**Speaker**: Guy Van den Broeck, UCLA, USA

**Title**: Open-World Probabilistic Databases

**Date**: 21st September

**Abstract**: Large-scale probabilistic knowledge bases are becoming increasingly important in academia and industry alike. They are constantly extended with new data, powered by modern information extraction tools that associate probabilities with database tuples. In this paper, we revisit the semantics underlying such systems. In particular, the closed-world assumption of probabilistic databases, that facts not in the database have probability zero, clearly conflicts with their everyday use.

To fix this discrepancy, we propose an open-world probabilistic databases semantics, which relaxes the probability of open facts to intervals. While still assuming a finite domain, this semantics can provide meaningful answers when some probabilities are not precisely known. For this open-world setting, we propose an efficient evaluation algorithm for unions of conjunctive queries. Our open-world algorithm incurs no overhead compared to closed-world reasoning and runs in time linear in the database size for tractable queries. All other queries are #P-hard, implying a data complexity dichotomy between linear time and #P. For queries involving negation, however, open-world reasoning can become NP-, or even NP^PP-complete. Finally, we discuss limitations and additional knowledge-representation layers that can further strengthen open-world reasoning about big uncertain data.

**Speaker:**Jonathan Lawry, University of Bristol, UK

**Title:**Blurred Boundaries, Borderline Cases and the Utility of Vagueness

**Date**: 22nd September

**Abstract**: Vagueness is ubiquitous in natural language, but it is unclear exactly what role it plays in communication. In this talk I will consider possible ways in which vagueness can be useful, not only in natural language, but also as an integral part of formal knowledge representation in artificial intelligence. Vagueness is a multifaceted phenomenon and different aspects are likely to be useful in different ways. I will specifically consider the utility of blurred boundaries where there is uncertainty about the exact location of the boundary between a category and its complement, and of borderline cases which neither belong absolutely to a category nor to its complement. I will describe an integrated approach to modelling both blurred boundaries and borderline cases based on a combination of probability and three-valued logic. I will briefly outline the properties of this model and then use it to explore how vagueness can be useful in the areas of natural language generation, consensus building in multi-agent systems, distributed decision making, and signal aggregation in multi-sender channels.

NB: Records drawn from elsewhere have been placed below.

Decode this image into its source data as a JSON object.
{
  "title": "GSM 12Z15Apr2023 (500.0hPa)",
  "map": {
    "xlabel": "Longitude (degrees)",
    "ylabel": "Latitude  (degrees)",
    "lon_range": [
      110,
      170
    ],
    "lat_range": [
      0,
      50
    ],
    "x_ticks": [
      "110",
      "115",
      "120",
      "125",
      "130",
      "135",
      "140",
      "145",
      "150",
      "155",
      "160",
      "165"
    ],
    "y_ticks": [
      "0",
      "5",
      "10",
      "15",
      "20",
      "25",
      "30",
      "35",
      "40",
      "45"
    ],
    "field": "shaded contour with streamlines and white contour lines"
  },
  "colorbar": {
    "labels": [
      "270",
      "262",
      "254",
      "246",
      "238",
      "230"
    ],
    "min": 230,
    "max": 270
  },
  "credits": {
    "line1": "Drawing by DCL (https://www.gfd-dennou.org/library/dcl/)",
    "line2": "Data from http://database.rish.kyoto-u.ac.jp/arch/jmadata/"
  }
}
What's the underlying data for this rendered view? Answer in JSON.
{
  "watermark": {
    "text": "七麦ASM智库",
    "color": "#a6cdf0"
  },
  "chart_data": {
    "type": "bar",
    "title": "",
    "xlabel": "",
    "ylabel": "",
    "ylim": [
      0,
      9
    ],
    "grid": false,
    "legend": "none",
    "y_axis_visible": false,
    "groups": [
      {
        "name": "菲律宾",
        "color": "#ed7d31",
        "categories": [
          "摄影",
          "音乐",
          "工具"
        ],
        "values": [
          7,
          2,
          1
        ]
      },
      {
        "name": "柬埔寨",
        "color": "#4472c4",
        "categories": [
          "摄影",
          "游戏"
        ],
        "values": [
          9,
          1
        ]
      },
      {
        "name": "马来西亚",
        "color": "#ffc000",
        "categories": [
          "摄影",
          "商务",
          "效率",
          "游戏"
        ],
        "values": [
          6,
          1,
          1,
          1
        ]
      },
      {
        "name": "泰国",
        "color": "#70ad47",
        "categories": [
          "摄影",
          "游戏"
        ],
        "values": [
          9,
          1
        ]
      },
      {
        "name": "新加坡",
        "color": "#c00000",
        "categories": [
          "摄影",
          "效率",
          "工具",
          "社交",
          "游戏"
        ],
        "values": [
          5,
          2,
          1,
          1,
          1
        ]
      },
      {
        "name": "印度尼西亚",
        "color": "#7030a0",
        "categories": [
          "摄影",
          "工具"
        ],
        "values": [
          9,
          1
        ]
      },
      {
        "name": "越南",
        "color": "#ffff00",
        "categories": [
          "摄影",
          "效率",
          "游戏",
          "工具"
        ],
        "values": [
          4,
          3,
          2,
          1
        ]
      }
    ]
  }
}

**EurAI (formerly ECCAI) Talk**

**Speaker**: Eyke Hüllermeier, Universität Paderborn, Germany

**Title**: Large-scale machine learning: Sparse probability estimation for extreme classification

**Date**: 23rd September

**Abstract**: Machine learning is nowadays applied to massive data sets of considerable size, including potentially unbounded streams of data. Under such conditions, the scalability of learning algorithms is of major concern, calling for an effective data management and the use of appropriate data structures for time- and space-efficient implementations. Starting with a brief introduction to large-scale machine learning and the discussion of some general issues in this field, the talk will focus on the problem of extreme multi-label classification, i.e., multi-label classification with extremely large label spaces. In this context, the choice of appropriate loss functions is specifically important, because loss functions commonly used in standard classification are no longer meaningful. Here, a motivation is given for the so-called F-measure, and a learning algorithm tailored for maximizing performance in terms of this measure is proposed. A key feature of this algorithm is the use of sparse probability estimates of labels given instances, that is, probability estimates restricted to the most probable labels. Thanks to this approach, the algorithm is applicable to problems with extremely many labels.